Eu era a editora de uma série de vídeos. O trabalho exigia que eu e a equipe passássemos cinco dias juntos, andando e filmando para lá e para cá. Não me lembro de ninguém dessa equipe. A não ser, claro, do fotógrafo. Cerca de cinqüenta anos, cheio de casos engraçados sobre o trabalho, a família, as viagens, a vida. Cumprimentava todo mundo calorosamente, sorria sem parar. A típica pessoa simpática. Eu, claro, gosto de pessoas simpáticas. Gostei de todo mundo da equipe, mas gostei mais dele. Quando o trabalho acabava, era com ele que eu conversava sobre o trabalho, a família, as viagens, a vida. Superlegal.
Bom. No último dia de trabalho, esse fotógrafo simpático me ferrou. Foi uma coisa meio vilão de novela, com direito a mentira, difamação e fuga. Me passou para trás, mesmo. Tive o maior trabalhão para desmascará-lo para a empresa que tinha me contratado. Foi a primeira e última experiência profissional que tive desse tipo. Foi também a primeira e última vez que usei a palavra “desmascará-lo”.
Naquele dia, cheguei em casa péssima. Um amigo deu o azar de me ligar justamente nessa hora. Foi para ele o desabafo. Ele mal entendia a história, porque eu só conseguia dizer:
– Mas ele era tão simpático!
Esse meu amigo é executivo. Ele comanda uma grande equipe numa grande empresa e trabalha com pessoas simpáticas e antipáticas há muitos anos. Mas trabalho, mesmo, ele teve comigo, quando tentou me explicar o óbvio: uma pessoa antipática pode ser a mais leal de uma equipe. E uma supersimpática pode ser justamente a que vai te ferrar.
– Não pode ser – teimei. – Pessoas simpáticas são ótimas! Quem não prefere ter um chefe simpático?
– Você prefere um chefe simpático ou um chefe justo?
Esse meu amigo é bem persuasivo.
Desliguei o telefone pensativa. Comecei a me lembrar das pessoas simpáticas que tinha conhecido ao longo da minha vida. Depois, das antipáticas. As meio-termo ficaram de fora. Eu só queria me lembrar de pessoas como o fotógrafo, uns amores, mas não exatamente confiáveis. Lembrei. Também lembrei o oposto: pessoas antipáticas que sempre mereceram minha confiança.
Fui tomar meu banho arrasada. Simpatia não garante NADA. E eu, que sempre procurei ser simpática com os vizinhos, o porteiro etc. Às vezes, sou simpática porque estou num dia simpático, mas, às vezes, me esforço para dar sorrisos e tal. Para quê? Simpatia não mostra nada sobre o caráter, a índole, a alma de uma pessoa.
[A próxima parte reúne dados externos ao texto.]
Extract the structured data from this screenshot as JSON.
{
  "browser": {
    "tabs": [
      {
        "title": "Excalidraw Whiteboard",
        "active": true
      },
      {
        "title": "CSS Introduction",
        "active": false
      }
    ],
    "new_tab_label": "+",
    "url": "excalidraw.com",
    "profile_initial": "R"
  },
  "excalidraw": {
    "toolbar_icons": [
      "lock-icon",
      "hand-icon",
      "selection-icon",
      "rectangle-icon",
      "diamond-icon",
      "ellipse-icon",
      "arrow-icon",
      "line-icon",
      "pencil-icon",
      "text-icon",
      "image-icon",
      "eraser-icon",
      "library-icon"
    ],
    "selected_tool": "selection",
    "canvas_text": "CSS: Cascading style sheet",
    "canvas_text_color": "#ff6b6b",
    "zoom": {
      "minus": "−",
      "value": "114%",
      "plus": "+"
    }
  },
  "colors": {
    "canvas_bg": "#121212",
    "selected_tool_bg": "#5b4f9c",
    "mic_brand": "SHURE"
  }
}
Na verdade, em tempos de relativismo, nem sei se cabe falar em caráter, índole, alma – sobre essa última, ainda podemos alegar que a metafísica morreu no século 18. O ponto é: naquele dia, melhorei meu vocabulário e aprendi que “simpático” não é sinônimo de “legal”.
Mas é claro que, no meu trabalho seguinte em equipe, meses depois daquele, me deparei com outra pessoa supersimpática. Afinal, elas estão em toda parte. Dessa vez, era uma mulher, dessa vez, uma jornalista. Ai, que simpatia. Dessas pessoas simpáticas que só perguntam seu nome uma vez e já vão decorando como você se chama, como seu marido se chama, como você costuma pedir seu café. Prestam atenção a tudo, contam casos espirituosos, se abrem na medida certa, não falam de mais, nem de menos, sorriem. Enfim, o tipo da pessoa que me faz pensar, sem nem conhecê-la direito: “Que pessoa bacana!”
Nem preciso dizer que esqueci tudo o que tinha aprendido com o episódio do fotógrafo e com os conselhos do meu sábio amigo.
Porque ser simpático pode não significar nada, mas e daí? Não me importo: eu simplesmente adoro quando as pessoas são simpáticas comigo. Me sinto querida, meu humor fica bom, meu dia fica bom. Pode não significar nada, mas tudo tem que significar alguma coisa?
Está resolvido. Se eu cruzar com alguém não muito confiável, que essa pessoa não me faça aturar, além da sua falta de confiabilidade, a sua cara amarrada. Se alguém for desleal comigo, que, pelo menos, seja desleal depois de um cafezinho regado a conversas bem simpáticas. Porque, afinal, como diria Casimiro de Abreu, simpatia é quase amor.